Su cabeza ha empezado a especular sobre el oído exacto en el que ha escuchado el pitido. La polémica (que usted sabe vana) viene a ser si el pitido se ha producido en su oído izquierdo y [de acuerdo a la tradición supersticiosa] alguien piensa en usted porque le quiere bien, o si se ha producido en el oído derecho y [de acuerdo a la misma tradición] ese alguien se acuerda de usted con rencor. Pese a que cree firmemente que este tipo de supercherías no conducen a ninguna parte, sigue sin poder conciliar el sueño. Da una vuelta. Da dos. Da cuatro.

¿Qué más da si alguien piensa en mí con rencor o con cariño? En el primer caso es asunto de esa persona querer envenenarse el domingo sintiendo odio desde primera hora. En el segundo, si la persona le tiene cariño, pronto habrá ocasión de que se lo haga saber. Así de sencillo.

Da otro par de vueltas en la cama. Y ¿Si no fuera tan sencillo?

En el caso del odio puede que haya quien quiera saber. Lo piensa dos o tres veces y parece evidente que usted no tiene interés: Allá los odiadores, en su pecado llevan su oscura penitencia. Sin embargo, sería una pena no saber que alguien siente algún tipo de aprecio hacia usted. ¿Qué pasaría si el aprecio es recíproco y nunca llegan a confesárselo? Da varias vueltas más en la cama. Valora argumentos en un sentido y en otro.

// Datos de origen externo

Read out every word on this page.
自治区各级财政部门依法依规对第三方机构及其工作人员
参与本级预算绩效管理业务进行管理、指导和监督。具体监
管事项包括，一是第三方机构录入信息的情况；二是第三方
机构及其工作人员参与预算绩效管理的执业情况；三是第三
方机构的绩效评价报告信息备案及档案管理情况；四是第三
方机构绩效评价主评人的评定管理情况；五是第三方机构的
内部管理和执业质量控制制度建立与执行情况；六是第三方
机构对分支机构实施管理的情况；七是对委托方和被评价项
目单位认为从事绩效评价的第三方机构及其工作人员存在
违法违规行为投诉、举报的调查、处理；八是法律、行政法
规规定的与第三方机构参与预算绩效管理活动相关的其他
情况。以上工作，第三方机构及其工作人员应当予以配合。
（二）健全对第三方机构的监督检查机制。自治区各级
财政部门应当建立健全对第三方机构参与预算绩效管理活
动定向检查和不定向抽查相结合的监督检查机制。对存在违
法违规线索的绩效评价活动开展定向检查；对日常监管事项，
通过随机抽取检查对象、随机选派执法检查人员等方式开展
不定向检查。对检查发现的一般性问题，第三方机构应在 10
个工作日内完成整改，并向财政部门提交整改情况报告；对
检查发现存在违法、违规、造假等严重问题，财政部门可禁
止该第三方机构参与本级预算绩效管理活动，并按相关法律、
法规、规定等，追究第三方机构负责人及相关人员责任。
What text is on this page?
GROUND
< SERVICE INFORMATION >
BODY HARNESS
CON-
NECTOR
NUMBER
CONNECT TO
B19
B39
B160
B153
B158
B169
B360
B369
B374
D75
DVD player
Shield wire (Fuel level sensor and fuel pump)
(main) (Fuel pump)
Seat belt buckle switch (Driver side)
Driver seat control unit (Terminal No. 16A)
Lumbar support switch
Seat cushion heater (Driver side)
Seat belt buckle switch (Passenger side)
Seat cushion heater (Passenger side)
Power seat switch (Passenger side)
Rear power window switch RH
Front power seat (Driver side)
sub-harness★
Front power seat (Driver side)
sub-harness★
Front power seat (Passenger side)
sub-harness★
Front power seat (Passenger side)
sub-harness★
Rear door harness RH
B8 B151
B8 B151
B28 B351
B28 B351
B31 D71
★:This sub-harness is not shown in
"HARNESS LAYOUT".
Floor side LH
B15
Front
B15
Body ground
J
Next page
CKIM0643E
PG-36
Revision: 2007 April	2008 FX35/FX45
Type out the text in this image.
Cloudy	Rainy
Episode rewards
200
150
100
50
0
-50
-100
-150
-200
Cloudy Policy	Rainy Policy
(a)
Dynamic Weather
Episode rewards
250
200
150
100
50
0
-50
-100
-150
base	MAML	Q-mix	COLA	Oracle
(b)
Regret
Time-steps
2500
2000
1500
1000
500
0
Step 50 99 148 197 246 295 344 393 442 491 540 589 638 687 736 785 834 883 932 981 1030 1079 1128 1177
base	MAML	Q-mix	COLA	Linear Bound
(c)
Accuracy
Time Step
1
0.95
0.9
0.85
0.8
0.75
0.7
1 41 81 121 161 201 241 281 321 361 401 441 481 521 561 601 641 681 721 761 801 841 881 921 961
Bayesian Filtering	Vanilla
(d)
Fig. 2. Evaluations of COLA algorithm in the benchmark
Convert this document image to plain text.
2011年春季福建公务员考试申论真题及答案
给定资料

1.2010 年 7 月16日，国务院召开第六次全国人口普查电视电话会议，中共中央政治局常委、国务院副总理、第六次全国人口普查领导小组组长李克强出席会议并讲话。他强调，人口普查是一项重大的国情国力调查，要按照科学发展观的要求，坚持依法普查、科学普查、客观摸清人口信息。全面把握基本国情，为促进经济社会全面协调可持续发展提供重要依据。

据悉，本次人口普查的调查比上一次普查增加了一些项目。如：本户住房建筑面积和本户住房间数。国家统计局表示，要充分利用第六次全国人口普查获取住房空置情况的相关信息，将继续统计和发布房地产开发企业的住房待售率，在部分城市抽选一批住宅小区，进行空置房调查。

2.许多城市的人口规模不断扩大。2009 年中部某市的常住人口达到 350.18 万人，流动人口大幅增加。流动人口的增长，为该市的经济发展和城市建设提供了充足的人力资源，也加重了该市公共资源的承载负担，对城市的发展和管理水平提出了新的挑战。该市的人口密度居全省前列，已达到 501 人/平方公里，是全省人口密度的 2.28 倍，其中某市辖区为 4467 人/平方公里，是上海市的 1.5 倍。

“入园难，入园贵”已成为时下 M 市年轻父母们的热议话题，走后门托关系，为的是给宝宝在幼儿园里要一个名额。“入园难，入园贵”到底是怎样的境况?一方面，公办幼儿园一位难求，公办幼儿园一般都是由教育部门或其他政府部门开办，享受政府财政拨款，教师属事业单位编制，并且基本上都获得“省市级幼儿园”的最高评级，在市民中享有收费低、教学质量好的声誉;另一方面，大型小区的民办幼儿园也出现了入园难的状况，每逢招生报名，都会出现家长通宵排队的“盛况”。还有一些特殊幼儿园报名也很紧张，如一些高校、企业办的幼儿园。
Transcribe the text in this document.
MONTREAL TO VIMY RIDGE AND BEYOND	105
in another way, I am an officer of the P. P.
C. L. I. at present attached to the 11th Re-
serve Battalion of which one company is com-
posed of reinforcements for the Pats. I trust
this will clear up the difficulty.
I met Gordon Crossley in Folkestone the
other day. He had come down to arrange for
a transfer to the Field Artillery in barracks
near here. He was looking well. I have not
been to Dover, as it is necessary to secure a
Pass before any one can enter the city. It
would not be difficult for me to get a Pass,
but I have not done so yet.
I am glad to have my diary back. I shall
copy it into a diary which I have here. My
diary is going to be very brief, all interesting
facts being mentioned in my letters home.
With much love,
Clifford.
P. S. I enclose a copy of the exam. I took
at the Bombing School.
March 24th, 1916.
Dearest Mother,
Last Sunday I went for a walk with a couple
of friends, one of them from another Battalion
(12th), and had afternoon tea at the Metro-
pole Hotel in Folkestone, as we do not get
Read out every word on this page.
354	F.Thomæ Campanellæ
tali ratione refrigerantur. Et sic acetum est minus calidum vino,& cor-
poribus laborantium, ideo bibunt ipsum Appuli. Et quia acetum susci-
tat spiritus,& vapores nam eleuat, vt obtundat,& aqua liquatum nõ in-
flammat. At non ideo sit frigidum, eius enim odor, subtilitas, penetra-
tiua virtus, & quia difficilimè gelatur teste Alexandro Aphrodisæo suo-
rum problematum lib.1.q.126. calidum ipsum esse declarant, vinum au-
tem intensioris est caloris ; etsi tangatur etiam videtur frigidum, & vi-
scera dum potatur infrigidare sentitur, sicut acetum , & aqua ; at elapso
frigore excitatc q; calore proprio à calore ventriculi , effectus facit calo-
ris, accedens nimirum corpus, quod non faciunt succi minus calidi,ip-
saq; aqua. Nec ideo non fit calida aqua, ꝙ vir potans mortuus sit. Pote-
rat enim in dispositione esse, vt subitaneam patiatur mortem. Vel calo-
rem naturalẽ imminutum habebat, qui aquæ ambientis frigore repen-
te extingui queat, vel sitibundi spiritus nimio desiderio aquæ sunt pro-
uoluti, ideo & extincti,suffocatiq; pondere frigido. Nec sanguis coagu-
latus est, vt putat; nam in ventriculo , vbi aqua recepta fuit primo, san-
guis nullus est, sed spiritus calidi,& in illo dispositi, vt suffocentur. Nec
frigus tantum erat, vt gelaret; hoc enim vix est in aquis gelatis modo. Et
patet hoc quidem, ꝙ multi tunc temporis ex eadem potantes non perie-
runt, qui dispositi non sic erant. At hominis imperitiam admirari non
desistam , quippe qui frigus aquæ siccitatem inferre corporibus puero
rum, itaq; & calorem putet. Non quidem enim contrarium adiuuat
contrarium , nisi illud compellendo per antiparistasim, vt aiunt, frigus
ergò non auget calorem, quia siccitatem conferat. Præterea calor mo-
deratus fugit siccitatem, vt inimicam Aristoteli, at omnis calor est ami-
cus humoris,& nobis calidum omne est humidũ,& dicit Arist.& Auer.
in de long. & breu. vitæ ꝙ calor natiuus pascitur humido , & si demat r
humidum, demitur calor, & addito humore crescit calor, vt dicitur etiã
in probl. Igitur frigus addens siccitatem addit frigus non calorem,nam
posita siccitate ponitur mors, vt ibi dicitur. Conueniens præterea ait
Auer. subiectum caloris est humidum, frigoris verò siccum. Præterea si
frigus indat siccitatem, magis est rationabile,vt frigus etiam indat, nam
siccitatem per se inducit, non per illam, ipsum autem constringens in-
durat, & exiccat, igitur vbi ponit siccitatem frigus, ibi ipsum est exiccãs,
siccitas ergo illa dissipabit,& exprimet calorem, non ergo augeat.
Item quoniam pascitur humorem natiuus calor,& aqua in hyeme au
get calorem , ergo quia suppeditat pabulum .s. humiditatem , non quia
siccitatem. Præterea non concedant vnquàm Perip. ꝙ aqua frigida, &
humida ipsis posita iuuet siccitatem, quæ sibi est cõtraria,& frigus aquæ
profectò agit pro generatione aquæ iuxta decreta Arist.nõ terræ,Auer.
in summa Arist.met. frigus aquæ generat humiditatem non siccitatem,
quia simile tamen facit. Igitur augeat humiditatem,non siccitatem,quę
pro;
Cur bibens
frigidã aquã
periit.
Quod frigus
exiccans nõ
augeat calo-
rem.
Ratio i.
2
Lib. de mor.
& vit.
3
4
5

Por la persiana empiezan a colarse algunas motas de luz.

Determina que el aprecio [como el amor] es cosa de valientes y debe ser demostrado presencialmente y a horas menos intempestivas. Se lo repite un par de veces mientras gira a un lado y al otro. Eso es. Lo ve claro.

Desconecta la alarma del móvil y decide dormir hasta que el cuerpo diga basta.